A pair of recordings arrived in 2002: the duo Birds on Incus with Bailey and the Courvoisier project Passaggio that also featured bassist Joëlle Léandre, while Mephista delivered Black Narcissus. She performed on a Tzadik recording of Zorn’s Cobra. The 2003 Tone Time project paired her with Mark Dresser, and she returned to Tzadik in 2004 for Folkloriko. Exceptionally active years followed in 2004 and 2005, during which eight separate recording sessions interrupted an already full touring calendar. Innova released the solo percussion album Drum Sketches in 2007; the next year she held the drum position on Lisle Ellis’s Sucker Punch Requiem: An Homage to Jean-Michel Basquiat. As a member of Smith’s Golden Quartet she participated in the extended work Ten Freedom Summers, which reached the Pulitzer Prize in Music finals in 2013. That year she also played drums and xylophone on pianist Yuko Fujiyama’s Night Wave quartet date alongside Choi and cornetist Graham Haynes.
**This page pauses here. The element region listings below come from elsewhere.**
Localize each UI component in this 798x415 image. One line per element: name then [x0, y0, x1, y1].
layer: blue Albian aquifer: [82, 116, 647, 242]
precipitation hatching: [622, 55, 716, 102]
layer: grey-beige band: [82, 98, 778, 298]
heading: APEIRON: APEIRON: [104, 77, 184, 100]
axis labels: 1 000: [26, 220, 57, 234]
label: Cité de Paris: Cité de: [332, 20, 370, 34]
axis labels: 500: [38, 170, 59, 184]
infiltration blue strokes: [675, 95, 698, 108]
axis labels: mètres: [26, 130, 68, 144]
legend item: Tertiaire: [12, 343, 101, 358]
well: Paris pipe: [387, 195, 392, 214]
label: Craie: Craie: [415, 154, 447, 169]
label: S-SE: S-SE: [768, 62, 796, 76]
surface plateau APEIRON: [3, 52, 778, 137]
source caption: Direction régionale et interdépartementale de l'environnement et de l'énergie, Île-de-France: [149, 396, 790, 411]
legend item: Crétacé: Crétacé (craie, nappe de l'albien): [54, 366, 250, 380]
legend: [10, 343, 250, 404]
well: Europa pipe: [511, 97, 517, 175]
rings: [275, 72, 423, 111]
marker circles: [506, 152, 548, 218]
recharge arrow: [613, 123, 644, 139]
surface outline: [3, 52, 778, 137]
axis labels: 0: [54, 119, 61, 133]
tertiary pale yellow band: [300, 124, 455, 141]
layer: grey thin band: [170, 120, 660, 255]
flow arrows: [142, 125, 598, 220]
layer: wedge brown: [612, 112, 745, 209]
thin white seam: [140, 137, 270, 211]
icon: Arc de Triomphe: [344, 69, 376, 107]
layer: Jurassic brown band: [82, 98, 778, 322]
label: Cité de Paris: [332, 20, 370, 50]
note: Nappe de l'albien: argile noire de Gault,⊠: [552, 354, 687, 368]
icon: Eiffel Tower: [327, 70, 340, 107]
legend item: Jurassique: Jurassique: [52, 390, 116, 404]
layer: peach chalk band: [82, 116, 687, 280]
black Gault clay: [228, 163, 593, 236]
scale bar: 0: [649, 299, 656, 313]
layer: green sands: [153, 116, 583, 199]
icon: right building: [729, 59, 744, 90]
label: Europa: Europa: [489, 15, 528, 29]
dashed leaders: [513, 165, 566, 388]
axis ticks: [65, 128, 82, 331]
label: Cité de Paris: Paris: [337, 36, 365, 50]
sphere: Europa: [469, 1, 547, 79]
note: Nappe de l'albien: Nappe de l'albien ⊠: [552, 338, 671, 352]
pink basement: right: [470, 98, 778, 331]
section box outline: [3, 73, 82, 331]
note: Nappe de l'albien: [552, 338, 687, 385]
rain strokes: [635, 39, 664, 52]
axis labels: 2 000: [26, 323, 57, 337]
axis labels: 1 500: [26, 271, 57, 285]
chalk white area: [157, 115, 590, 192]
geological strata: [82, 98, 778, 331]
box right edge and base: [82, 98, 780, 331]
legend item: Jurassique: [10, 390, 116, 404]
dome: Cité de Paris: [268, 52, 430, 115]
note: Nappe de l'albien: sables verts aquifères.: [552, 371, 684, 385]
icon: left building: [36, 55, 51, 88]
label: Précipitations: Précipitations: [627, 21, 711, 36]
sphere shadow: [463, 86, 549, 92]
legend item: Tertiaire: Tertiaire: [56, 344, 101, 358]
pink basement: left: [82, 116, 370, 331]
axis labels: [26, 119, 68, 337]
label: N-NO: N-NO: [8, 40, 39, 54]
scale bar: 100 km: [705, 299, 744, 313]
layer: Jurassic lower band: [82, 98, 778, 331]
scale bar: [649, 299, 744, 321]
Premieres of her own large-scale compositions occurred at festivals, among them the Earth Day 2013 commission Circadian Rhythms, scored for eighty percussionists and 8.1 surround sound drawn from Macaulay Library field recordings; the 2014 Ecstatic Music Festival commission We Float, created with singer-songwriter Mirah as a sonic narrative of space exploration; and The Cotabato Sessions, a digital music film and album documenting a single family’s kulintang gong-chime legacy in Mindanao, Philippines. In 2014 she was named a TEDFellow. The subsequent year she composed and performed Mirrors and Water, a work and sonic installation created for Ai Wei Wei’s Circle of Animals/Zodiac Signs at the National Museum of Wildlife Art sculpture trail in Jackson, Wyoming. She joined trumpeter Dave Douglas and guitarist Marc Ribot for the Greenleaf Music album New Sanctuary Trio and created the mobile-app soundwalk Musical Water Routes in the Medina of Fez in collaboration with architect Aziza Chaouni, unveiled at the 2016 Sacred Music Festival of Fez. Two albums appeared in 2018: the February Decibel release Perception, credited to her Dreamtime Ensemble with cellist Yves Dharamraj, electronicist Jean-Luc Sinclair, pianist and guitarist Jake Landau, violinist Choi, and vocalist Claudia Acuña; and the Thrill Jockey trio date Flower of Sulphur featuring Robert Aiki Aubrey Lowe (aka Lichens) and Japanese percussionist/drummer YoshimiO.